En voyant les blessés en sang allongés à même le sol dans les rues et les hôpitaux de Beyrouth, le chirurgien Antoine Qurban, crâne bandé car lui-même touché, a eu l'impression de revivre les scènes d'apocalypses de ses années en Afghanistan.
Mardi soir, le sexagénaire prenait un café avec un ami dans le centre de la capitale, quand soudainement il a été jeté à terre vingt mètres plus loin, propulsé par le souffle des explosions meurtrières et dévastatrices qui ont secoué le port de Beyrouth.
Avec plus de 100 morts et 4.000 blessés, les hôpitaux ont été rapidement saturés.
Le crâne en sang, M. Qurban a dû faire le tour de plusieurs établissements. Jusqu'à ce qu'un inconnu en moto le transporte à l'hôpital Geitawi, où l'attendait des scènes "d'apocalypse".
"J'ai vu des blessés ensanglantés sur le bord des routes, d'autres allongés à même le sol dans la cour de l'hôpital", se souvient le chirurgien.
"Un médecin a cousu ma plaie alors que j'étais assis dans la rue. J'attendais depuis plusieurs heures", raconte-t-il.
"Je me suis souvenu de ce que j'avais l'habitude de voir il y a plusieurs années, pendant mes missions humanitaires en Afghanistan", ajoute le médecin.
Venu mercredi matin effectuer des scanners et des analyses à l'Hôtel-Dieu de Beyrouth, ici aussi la confusion est totale.

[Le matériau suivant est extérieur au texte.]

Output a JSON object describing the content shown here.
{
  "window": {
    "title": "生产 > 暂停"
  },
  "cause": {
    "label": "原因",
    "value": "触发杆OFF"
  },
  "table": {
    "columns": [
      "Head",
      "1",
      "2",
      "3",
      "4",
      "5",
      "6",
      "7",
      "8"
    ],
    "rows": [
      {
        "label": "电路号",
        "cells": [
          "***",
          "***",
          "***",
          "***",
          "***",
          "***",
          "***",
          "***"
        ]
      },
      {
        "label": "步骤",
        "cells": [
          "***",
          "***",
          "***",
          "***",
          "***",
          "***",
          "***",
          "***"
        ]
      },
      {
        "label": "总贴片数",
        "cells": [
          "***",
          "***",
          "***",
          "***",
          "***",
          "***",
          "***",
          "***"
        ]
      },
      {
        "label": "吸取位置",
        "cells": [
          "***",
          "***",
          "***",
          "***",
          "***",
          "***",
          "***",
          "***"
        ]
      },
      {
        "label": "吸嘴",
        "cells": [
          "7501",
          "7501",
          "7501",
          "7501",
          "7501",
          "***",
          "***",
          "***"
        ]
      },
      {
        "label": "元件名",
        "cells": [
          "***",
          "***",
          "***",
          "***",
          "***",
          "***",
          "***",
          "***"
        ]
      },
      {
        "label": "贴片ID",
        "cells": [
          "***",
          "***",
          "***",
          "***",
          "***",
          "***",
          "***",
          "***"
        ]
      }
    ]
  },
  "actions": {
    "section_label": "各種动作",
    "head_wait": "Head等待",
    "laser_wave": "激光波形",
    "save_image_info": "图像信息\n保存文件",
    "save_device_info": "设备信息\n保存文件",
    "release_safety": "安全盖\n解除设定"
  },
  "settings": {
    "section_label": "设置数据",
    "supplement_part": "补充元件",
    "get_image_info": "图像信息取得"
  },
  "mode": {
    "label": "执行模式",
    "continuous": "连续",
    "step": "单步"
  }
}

Dans les couloirs, des mères inquiètes sur le sort d'un enfant blessé. L'air perdu, un vieux monsieur cherche son épouse, transférée depuis un autre établissement.
Les portables n'arrêtent pas de sonner. A chaque conversation, les voix anonymes au milieu de la foule répètent inlassablement la même histoire.
"Il a survécu par miracle", raconte au téléphone une dame. Exaspéré par les appels incessants, un blessé donne à sa soeur son téléphone: "Je n'arrive pas à parler."
- Annoncer les décès -
A lui seul, l'Hôtel-Dieu a reçu en une nuit 300 blessés et 13 morts, selon son directeur médical, George Dabar.
"Pendant la guerre civile, je faisais mon internat ici. Je n'ai jamais vu de scènes semblables à celles de la veille", confie à l'AFP le médecin en blouse blanche et aux cheveux grisonnants, installé devant son ordinateur.
"Le plus dur a été d'annoncer un décès aux familles venues à la recherche d'un proche", raconte-t-il à l'AFP, peinant à maîtrisant difficilement son émotion.
"C'est difficile de dire à un père qui transporte sa fillette pour la sauver qu'elle a perdu la vie".
Pour les hôpitaux déjà éreintés par la crise économique et la pandémie de nouveau coronavirus, le drame de mardi soir est la catastrophe de trop.
Dans deux établissements, cinq infirmières ont péri des suites de leurs blessures, touchées durant leur service par un plafond qui s'est effondré ou des bris de verre.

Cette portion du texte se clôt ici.